Just before 9 p.m. on Sunday night, I was standing in our driveway, in the darkness, meeting with the burglar’s brother. He said the family had confronted the man, who admitted to the burglary. He then reached into his truck and presented me with a dark pillowcase which, on later examination, was filled with almost everything that had been stolen. A few items, those with any gold content, had already been pawned, but he said the family would do their best to retrieve and return those items as well.
I believe the man’s brother was genuinely humbled and deeply pained by the experience, and was telling the honest truth when he said the family is now trying to “do the right thing.” He said the family had been trying to support their brother as he dealt with drug dependence and past criminal charges. It’s a struggle many local families will relate to, I’m sure. But what is the “right thing” under the circumstances, for the family, for the burglar, for the victims, and for the community? I don’t pretend to know. It’s something we’ll all be grappling with going forward.

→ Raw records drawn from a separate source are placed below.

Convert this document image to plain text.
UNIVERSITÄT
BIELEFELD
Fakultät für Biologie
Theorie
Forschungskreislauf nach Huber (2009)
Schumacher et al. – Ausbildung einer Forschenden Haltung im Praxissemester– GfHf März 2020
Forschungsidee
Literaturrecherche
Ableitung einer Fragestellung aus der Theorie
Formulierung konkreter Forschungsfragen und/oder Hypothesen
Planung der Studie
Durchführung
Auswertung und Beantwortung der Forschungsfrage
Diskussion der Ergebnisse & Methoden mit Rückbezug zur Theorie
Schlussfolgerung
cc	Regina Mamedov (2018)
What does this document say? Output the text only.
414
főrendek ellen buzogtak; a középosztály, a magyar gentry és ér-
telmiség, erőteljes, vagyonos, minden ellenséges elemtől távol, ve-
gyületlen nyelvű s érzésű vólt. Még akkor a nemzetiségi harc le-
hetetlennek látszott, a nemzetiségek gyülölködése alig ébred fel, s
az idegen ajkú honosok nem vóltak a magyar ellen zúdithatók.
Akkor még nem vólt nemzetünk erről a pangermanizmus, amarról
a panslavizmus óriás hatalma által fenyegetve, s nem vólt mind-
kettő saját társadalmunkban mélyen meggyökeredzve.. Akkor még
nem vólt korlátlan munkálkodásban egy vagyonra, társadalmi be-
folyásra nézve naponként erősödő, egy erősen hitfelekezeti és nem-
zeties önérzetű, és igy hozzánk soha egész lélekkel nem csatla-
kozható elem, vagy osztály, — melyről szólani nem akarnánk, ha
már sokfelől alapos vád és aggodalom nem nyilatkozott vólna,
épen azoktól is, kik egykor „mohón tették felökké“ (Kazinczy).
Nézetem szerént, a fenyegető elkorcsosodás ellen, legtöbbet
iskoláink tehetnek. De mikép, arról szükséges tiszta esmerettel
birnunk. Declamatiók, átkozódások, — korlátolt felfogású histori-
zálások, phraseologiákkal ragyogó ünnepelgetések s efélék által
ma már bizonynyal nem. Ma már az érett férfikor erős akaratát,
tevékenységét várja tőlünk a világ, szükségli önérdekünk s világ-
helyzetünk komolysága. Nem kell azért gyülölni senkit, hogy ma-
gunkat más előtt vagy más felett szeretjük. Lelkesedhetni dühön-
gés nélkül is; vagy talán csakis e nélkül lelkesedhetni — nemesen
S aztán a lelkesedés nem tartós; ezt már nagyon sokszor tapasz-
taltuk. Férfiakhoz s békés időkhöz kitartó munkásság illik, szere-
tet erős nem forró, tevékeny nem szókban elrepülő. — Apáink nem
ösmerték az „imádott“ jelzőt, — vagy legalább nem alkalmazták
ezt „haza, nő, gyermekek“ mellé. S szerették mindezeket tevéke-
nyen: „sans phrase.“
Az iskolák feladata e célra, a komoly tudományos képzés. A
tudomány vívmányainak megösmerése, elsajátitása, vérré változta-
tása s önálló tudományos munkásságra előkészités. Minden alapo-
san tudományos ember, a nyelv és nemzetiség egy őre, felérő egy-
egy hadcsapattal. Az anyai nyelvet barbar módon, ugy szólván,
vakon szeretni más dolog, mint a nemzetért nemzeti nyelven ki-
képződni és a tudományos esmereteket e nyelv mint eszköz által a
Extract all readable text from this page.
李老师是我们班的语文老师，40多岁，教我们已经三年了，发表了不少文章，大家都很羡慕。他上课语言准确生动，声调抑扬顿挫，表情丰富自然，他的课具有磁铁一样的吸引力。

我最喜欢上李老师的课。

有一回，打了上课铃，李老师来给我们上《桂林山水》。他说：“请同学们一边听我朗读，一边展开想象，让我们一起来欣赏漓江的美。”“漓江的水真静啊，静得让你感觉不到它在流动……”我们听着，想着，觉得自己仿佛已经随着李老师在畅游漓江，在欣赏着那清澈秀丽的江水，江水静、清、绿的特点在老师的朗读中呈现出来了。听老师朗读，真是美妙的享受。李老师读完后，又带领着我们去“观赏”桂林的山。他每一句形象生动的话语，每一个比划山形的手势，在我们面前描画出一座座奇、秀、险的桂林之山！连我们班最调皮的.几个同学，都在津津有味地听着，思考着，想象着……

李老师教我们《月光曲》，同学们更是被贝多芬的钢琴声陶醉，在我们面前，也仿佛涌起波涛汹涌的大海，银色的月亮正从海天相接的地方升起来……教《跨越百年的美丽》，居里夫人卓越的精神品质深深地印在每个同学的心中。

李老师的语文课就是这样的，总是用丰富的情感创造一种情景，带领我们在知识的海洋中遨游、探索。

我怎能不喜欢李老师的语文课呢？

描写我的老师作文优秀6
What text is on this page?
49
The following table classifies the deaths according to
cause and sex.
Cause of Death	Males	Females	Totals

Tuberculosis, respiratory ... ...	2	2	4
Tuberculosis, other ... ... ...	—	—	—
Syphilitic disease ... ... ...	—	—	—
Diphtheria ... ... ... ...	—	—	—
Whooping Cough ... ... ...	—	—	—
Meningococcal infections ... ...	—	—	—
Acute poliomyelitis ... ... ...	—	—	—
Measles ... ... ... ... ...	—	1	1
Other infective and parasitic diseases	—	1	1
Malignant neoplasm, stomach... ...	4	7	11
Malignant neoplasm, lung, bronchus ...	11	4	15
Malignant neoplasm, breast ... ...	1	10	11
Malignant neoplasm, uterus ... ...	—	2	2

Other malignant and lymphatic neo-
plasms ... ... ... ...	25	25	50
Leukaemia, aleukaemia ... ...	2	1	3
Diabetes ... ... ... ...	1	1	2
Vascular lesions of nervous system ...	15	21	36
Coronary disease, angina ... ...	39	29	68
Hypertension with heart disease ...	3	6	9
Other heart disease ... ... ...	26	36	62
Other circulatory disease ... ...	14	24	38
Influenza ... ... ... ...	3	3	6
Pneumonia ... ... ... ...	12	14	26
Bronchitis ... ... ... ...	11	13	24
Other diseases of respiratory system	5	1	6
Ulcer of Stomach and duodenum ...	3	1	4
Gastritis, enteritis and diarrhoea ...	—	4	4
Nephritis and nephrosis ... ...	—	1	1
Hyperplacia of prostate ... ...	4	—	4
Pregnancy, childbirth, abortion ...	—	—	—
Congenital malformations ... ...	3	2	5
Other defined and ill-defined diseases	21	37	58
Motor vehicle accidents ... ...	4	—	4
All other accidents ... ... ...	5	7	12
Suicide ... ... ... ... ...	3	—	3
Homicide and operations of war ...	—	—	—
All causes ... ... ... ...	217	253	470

We were obviously very lucky to solve the crime in a timely fashion, and also to get most of our stolen property back. But technology, such as our small security camera, combined with the long reach of social media, obviously provides new ways of responding to routine crimes of this kind. A small self-installed camera obviously won’t provide as much protection as a commercial alarm system, and neither can provide absolute security. But it doesn’t cost much and, as this has shown, can be quite effective. That said, I repeat–we were very lucky. Your mileage may vary.